Sorry only gets your sorryass in front of my desk. So and so blew gaskets on the salesfloor. We were having our butts kicked into gear in all the ways that were about personal improvement professionally. Most everybody in retail had had no voice about anything, from makeup counter people to managers, owners to investors. We fashioned Rude-O-Meters out of recycling bin materials. With customers we didn't keep track on the meters, it was still the customer is always right. And for that we had to polish our ships and do things properly so we and the customers were finding things right. But with co-workers regardless of status we could move the meter which should de-escalate situation into conversation. It was like our nationality had been paralyzed and had to learn how to do everything again. Salesfloors were like mirrors witnessing. Managers could be part of interactions if necessary and/or for professional support. Competitors noticed competitors doing things, accomplishing things, making more money, making better sales possible, having voice in industry, and industry having voice politically.
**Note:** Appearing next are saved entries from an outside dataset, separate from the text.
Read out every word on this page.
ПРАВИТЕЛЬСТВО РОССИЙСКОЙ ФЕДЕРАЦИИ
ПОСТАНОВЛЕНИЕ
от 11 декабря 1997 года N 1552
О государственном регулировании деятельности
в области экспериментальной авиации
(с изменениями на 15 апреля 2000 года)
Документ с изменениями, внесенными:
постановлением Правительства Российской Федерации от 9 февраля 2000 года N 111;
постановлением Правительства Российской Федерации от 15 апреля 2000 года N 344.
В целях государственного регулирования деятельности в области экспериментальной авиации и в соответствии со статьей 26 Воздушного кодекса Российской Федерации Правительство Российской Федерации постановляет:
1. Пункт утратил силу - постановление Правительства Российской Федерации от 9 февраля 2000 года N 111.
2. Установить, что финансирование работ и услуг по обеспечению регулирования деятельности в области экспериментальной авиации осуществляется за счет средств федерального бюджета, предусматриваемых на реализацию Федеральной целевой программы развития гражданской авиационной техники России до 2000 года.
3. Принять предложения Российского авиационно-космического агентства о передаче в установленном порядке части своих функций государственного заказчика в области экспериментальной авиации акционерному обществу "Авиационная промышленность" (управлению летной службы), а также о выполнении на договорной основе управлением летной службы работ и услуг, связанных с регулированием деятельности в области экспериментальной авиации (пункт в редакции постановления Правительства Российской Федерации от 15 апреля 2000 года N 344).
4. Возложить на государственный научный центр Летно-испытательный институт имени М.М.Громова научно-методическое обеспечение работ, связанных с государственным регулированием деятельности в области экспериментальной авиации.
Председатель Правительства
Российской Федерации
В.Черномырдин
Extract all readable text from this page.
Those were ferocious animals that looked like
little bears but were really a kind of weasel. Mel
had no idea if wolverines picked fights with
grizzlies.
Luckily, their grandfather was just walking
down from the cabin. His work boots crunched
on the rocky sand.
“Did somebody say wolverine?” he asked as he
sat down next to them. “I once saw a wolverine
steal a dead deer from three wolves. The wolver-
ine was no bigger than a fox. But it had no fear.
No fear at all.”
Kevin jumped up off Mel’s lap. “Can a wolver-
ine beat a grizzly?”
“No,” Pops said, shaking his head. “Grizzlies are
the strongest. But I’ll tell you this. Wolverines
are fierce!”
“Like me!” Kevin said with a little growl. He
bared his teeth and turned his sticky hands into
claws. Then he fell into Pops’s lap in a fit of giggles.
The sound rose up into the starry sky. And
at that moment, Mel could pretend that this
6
Of course it would be disingenuine to ask salespeople to be superprofessionals, represent the company as professional, sell products and brands and company professionally while some vague upper echelons were not acting so. Doing all this as merchants of products and services didn't have the safety nets of academia. And business can move fast, so we all had to be game on. As professionals there was chance for change(s) that benefit all involved instead of people shutting down because of the scary word "change".
And it moved us as a nation! We were a part of that and to this day carry forth those values as professionals.